Olivier : « Vis ma vie de vélotaffeur volontaire ! »
Le 24 février 2012 | Par Olivier
Je suis un entrepreneur chercheur de sens. Je dirige une entreprise de covoiturage www.ecolutis.com et j'ai co-fondé www.untoitpourlesabeilles.fr, www.mapolutis.com et www.unbureausurlaterre.com. Ce qui m'intéresse dans l'écologie, c'est l'Homme.
Nous avons choisi de consacrer notre thématique de février aux transports doux. Après les conseils d’Anne-Sophie et David pour se faire le plein d’amis grâce au covoiturage, les éclairages d’un agent territorial travaillant à la mise en place de nouvelles formes de mobilité en Isère, les idées de Nathalie pour se déplacer écologiquement avec nos enfants, le témoignage de Camille sur sa petite révolution dans ses déplacements au quotidien, le point de vue de Nicolas sur le partage des voitures et le tout dernier épisode d’Ecolo Info TV, voici un autre témoignage : celui d’Olivier, passé au vélo pour ses déplacements quotidiens.
Voici maintenant deux ans que j’ai fait de mon vélo mon mode de déplacement principal au quotidien. Principal car soyons honnête, 100% vélo je n’y arrive pas. D’ailleurs ce n’est même pas un objectif.
Source : tato.li – Central storage system for bicycles
Tout a commencé quand, habitant en bord de mer, je décidais de profiter du bon air marin et de laisser ma voiture au garage.
La voiture ne passera pas par moi, vraiment ?
Alors, je vous arrête tout de suite, j’ai vendu l’une des deux voitures du foyer.
J’entends déjà les parisiens se targuer d’un « moi je suis écolo, j’ai pas de voiture, du tout ! » (y’a bien que les parisiens qui disent ça… ! ).
Ne pas avoir de voiture quand on habite en zone urbaine, mais pas en centre ville, c’est im-po-ssi-ble.A moins d’être célibataire et idéalement sans emploi, ou 100% home office.
Bye bye voiture, hello happyness !
-  On gagne de la place ! Pinaize, ça a libéré notre cour. A la place de la deuxième voiture on a mis des plantes, des muriers, des framboises. Au début, quand je sortais de chez moi j’avais une sensation d’espace, de respiration.
-  On gagne de l’argent ! Lorsque vous avez une voiture, vous vous dites « bon prendre le vélo aujourd’hui, je vais économiser quoi… 2 euros ? « . Ok, il n’y a pas de petites économies mais bon…Tandis que si vous vendez votre voiture ! Prenez en compte uniquement les frais de fonctionnement (carburant, entretien, assurance). On dispose d’un crédit direct de plusieurs centaine d’euros pour se déplacer autrement. Ajoutez-y le prix d’achat de la voiture et là , vous gagnez un paquet d’extra pour vos prochaines vacances ! En gros, 3000 euros par an, nous dit l’Ademe.
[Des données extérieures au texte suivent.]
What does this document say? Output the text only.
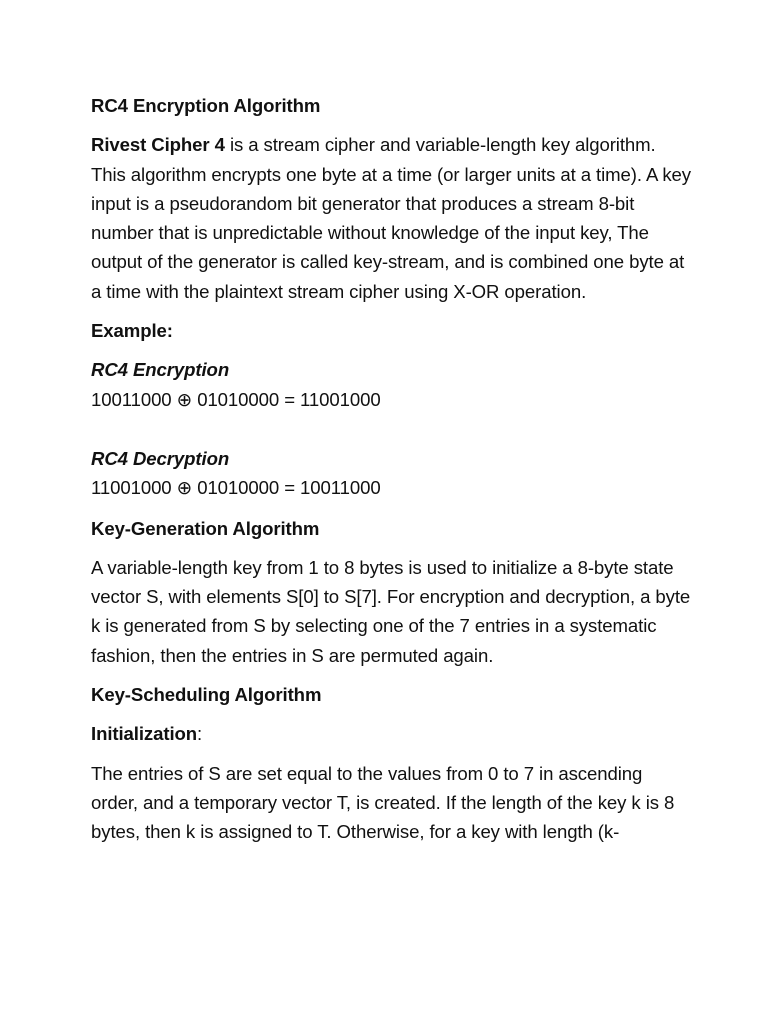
RC4 Encryption Algorithm

Rivest Cipher 4 is a stream cipher and variable-length key algorithm. This algorithm encrypts one byte at a time (or larger units at a time). A key input is a pseudorandom bit generator that produces a stream 8-bit number that is unpredictable without knowledge of the input key, The output of the generator is called key-stream, and is combined one byte at a time with the plaintext stream cipher using X-OR operation.

Example:

RC4 Encryption
10011000 ⊕ 01010000 = 11001000
RC4 Decryption
11001000 ⊕ 01010000 = 10011000

Key-Generation Algorithm

A variable-length key from 1 to 8 bytes is used to initialize a 8-byte state vector S, with elements S[0] to S[7]. For encryption and decryption, a byte k is generated from S by selecting one of the 7 entries in a systematic fashion, then the entries in S are permuted again.

Key-Scheduling Algorithm

Initialization:

The entries of S are set equal to the values from 0 to 7 in ascending order, and a temporary vector T, is created. If the length of the key k is 8 bytes, then k is assigned to T. Otherwise, for a key with length (k-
-  On gagne un coup de pied aux fesses pour partir le matin, car…. on n’a pas le choix ! Renoncer au vélo, c’est débourser mini 5000 euros pour racheter une voiture…. ça motive !
- J’habite en bord de mer, à 8 km de mon bureau, parcours 100% front de mer, sans rencontrer de voiture. En gros parcours de rêve, distance, pas mini, mais facile à faire. Le temps de parcours est par ailleurs supérieur mais comparable avec un parcours en voiture.
- Je suis mon propre patron, j’arrive quand je veux au bureau, s’il pleut des cordes je reste à la maison, ou j’attends l’accalmie. S’il neige 4 jours de suite, je bosse de la maison.
- Je fais régulièrement de grands déplacements qui nécessitent une voiture.
Source : carfree http://carfree.free.fr
Bref, je vais taffer à vélo
- La forme : Woualala, mine de rien, 2-3 petits kilos de moins. Je suis d’ailleurs plus svelte en été qu’en hiver, signe que je pédale mieux quand il fait bon.
- L’esprit : Commencer sa journée par 20 minutes de vélo c’est juste incroyablement bénéfique pour le reste de la journée.
- La fierté : J’avoue je suis fier de cet engagement au quotidien. Car ce n’est pas tous les jours facile. Je suis fier de ne pas encombrer l’espace avec une voiture, je suis fier de faire un choix santé vs le choix confort.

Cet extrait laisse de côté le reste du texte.